Comment avez-vous contourné la cherté des engrais pendant la saison agricole en cours ?
« Je me suis abstenue »
Eléonore Ngnintedem, agricultrice
Il faut reconnaitre que cette saison agricole a été particulière avec la hausse des prix des fertilisants. Avec la hausse des prix des engrais chimiques, je me suis trouvée en train de cultiver sans fertilisants. J’ai l’habitude de prendre deux sacs de fertilisants pour le maïs et un autre pour les pommes de terre. Mais cette année, avec le prix qui a pratiquement doublé sur le marché, je me suis abstenue. Et le résultat est toute autre chose. J’ai d’ailleurs eu une réduction considérable pour ce qui est du haricot dont la saison est près qu’achevée. À l’allure où vont les choses pour ce qui est du maïs, le résultat sera catastrophique à ma récolte. Je suis incapable d’avoir un pick-up de maïs contrairement à six roues la saison dernière. Si les cultivateurs ne peuvent pas s’acquérir les fertilisants à moindre coût, on se demande comment allons-nous faire pour joindre les deux bouts au moment où l’Etat encourage l’agriculture. Au marché, l’huile, le riz, le savon, bref, tout coûte les yeux de la tête.
« J’ai fait recours aux fientes »
Judicaël Takuété, jardinier
J’ai eu une mauvaise saison de pastèques. Je vis de la culture des pastèques depuis des années. Pour vous dire de manière concrète. J’ai bien suivi mes plants jusqu’au moment où il fallait apporter des éléments nutritifs supplémentaires. C’est là que je constate que les engrais étaient devenus chers sur le marché. C’est ainsi que j’ai eu la mauvaise idée d’attendre la baisse des prix. Malheureusement, ces prix ne faisaient que grimper après quelques jours d’attente. Le temps de trouver les moyens financiers appropriés, la période adéquate pour le traitement des plants est passée. Je me suis finalement trouvé avec des petites pastèques à livrer au bas prix pour ne pas tout perdre. Je vais aussi préciser que j’ai fait recours aux fientes après les conseils d’un ami pour la première fois. Malheureusement, le rendement n’a pas été. L’équation difficile actuellement à résoudre est de recouvrer les dépenses. C’est ainsi que je me suis lancé dans une saison de maïs actuellement en espérant la baisse des prix d’engrais sur le marché dans les prochains mois.

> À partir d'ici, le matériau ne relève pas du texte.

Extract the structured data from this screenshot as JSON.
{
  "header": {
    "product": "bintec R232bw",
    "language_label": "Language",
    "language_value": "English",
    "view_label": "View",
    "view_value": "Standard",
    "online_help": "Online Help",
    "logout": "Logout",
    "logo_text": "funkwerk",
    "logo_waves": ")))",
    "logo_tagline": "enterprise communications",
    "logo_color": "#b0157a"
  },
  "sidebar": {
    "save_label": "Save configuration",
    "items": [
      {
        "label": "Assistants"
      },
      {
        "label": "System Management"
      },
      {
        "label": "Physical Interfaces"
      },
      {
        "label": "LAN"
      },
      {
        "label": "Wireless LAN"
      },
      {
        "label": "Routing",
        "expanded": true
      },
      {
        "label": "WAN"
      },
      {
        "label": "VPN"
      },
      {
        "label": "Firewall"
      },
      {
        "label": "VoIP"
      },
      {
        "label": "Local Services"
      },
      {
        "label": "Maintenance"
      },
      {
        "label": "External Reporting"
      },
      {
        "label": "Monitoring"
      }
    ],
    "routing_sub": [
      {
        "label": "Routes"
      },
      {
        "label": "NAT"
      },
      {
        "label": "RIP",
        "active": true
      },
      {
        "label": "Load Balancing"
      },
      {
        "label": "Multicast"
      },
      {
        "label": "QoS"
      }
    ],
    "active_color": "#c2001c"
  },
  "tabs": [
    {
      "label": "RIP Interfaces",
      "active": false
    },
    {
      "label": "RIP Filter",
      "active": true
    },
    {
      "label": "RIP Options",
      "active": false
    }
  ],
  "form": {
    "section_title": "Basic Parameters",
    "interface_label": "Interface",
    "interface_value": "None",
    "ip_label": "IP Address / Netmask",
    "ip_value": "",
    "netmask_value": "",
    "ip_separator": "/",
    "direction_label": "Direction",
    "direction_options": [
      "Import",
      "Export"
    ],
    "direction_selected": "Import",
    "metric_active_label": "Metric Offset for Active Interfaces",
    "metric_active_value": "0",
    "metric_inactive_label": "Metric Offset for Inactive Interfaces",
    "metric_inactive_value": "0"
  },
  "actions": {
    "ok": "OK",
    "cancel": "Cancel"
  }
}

« Je me suis contentée d’un seul sac »
Véronique Malongang, agricultrice
Nous sommes dans les situations inexplicables. Les champs étaient jusqu’ici notre seul refuge. C’est à l’aide des produits champêtres que nous nous occupons de nous et de notre famille. C’est toujours avec ça que nous envoyons nos enfants à l’école. Nous n’avons pas de grands espaces à cultiver. Ce sont les engrais qui nous permettent d’accroitre nos rendements agricoles mais cette année, il a été difficile d’acheter les engrais. Je me suis contentée d’un seul sac au prix de trois comme l’année dernière. Ce sac ne m’a pas permis de bien entretenir mes champs. Je vous assure que quand vous regardez ces champs, vous ne pouvez pas imaginer qu’il a reçu l’engrais. C’est aussi vrai que la dose normale n’a pas été respectée. Pourtant, j’avais déjà préparé l’argent des trois sacs comme d’habitude. Il faut que l’Etat trouve une solution adéquate à ce problème. Si les choses continuent ainsi, nous, le bas peuple risquons de ne plus envoyer les enfants à l’école. Propos recueillis par A. K.